It seems to be that in the world of Forex trading there are some weeks where we seem to get more volatility around economic news than other times. I have never done any analysis into this as it does not really matter when you trade price charts alone as your primary decision making tool. However, as we know, there are many hundreds of currency traders out there who are eager to try and make the most of these news-based moves, whether it is safe to do so or not. Sure it can be very tempting to try and jump on board a major move in the markets when a news item is released, but more often than not the result is not the best as we watch ourselves get faked out in a false move or, worse still, chopped around with too many entries resulting in a high number of unpleasant losses. So what is the fix with all this news coming out on a daily basis? Well, let’s take a deeper look into it.
If you want to trade around major news releases do yourself a favor, take these simple pieces of advice I can share with you. Firstly, don’t worry about the actual numbers as they will not tell you what direction the market is likely to go (how many times have you seen good news create drops in price and vice-versa?). Secondly, know the trades you are willing to take before the actual news report is released. That’s right, I am saying that you should have already mapped out where you want to enter and exit your trades before the news comes out. Then again, this is something you should do before any trade but it is surprising just how many traders seem to overlook this level of planning.

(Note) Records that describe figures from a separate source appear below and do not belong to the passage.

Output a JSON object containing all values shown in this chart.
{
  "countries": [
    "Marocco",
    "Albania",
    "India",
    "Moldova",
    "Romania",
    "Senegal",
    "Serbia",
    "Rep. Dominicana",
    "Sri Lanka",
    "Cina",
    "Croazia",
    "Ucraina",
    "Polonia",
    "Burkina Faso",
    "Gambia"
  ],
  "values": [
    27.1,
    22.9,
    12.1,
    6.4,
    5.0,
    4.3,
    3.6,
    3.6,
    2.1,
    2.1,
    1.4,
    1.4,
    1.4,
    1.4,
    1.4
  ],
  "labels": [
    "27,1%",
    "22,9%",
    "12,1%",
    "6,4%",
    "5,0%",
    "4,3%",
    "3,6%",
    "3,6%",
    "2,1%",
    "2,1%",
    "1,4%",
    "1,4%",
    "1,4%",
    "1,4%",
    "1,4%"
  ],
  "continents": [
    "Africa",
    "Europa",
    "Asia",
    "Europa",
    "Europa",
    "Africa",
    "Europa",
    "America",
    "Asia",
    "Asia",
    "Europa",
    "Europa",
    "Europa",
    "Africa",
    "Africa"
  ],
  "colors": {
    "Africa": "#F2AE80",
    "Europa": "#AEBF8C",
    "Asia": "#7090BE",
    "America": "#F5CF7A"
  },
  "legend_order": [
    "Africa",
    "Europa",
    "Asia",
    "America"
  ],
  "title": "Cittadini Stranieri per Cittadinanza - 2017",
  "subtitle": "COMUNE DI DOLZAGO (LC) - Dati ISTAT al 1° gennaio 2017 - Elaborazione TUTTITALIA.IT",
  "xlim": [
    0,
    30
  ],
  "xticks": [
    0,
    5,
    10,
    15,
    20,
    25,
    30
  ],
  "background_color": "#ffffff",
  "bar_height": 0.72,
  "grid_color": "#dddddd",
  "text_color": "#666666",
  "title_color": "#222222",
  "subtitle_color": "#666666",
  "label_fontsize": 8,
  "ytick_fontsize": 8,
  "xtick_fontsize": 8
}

Let’s take a look at some recent examples of news and the price action which followed on the GBPUSD. Take the chart example below which shows the prices as they were leading up to the release of the Consumer Price Index or Inflation figures:
As we can see, the prices had already been rallying and were stalling in a quality supply zone to the left which had created a major imbalance in price a few weeks before. We know that all of the willing orders to sell were not filled by the buyers the last time prices were at that level, resulting in the strong drop away. Knowing this, we can objectively assume that using a tight stop, prices may fall from the current level again. When the news did come out, inflation was reported to have dropped in the UK, fundamentally weakening the GBP and resulting in a selloff to our pre-determined level of demand below:
The interesting thing here though, is that price had already begun to respect the supply zone before the actual news came out. Once the release came out, it then continued to drop to the opposing level of demand right in time for the next piece of news which was average earnings, claimant counts and unemployment rates the very next day. The figures themselves told a mixed story, with earnings dropping a little along with the unemployment rates but the number of claimants increased. No wonder people get confused with such a mixed set of results. The question the news-based trader now asks is what direction to play the market? On the other hand, a student of Online Trading Academy would instead notice the imbalance caused by the demand level from the unfilled buy orders and be happy to be a buyer of the GBPUSD, simply because that is the objective trading signal based on the price alone. This is how things worked out:
Now, based on the chart itself it is not really too surprising to witness this rally following the news. If, however, you were completely unaware of the impact of levels of institutional supply and demand upon market prices you may have been left scratching your head for answers and turning back to the news sites for an explanation of why the actual move happened. Those news sites are always happy to give out the answers but only after the prices have actually moved, thus giving no real edge in the markets if we try to use their lagging information. Now of course, a supply or demand zone is not guaranteed to work every time either but it does show us exactly where we should be buying based on the most important aspects of trading, price. Using a zone will always give us an edge to buy low and sell high with the lowest risk and the largest potential profit as well. This is fundamental to profitable trading in the long term along with a detailed trade plan and strict rules for money management and risk control. As my mentor once said to me in the early days of my education, “Remember that economic news just speeds up the process of the market doing what it was going to do all along.” Wise words of advice indeed.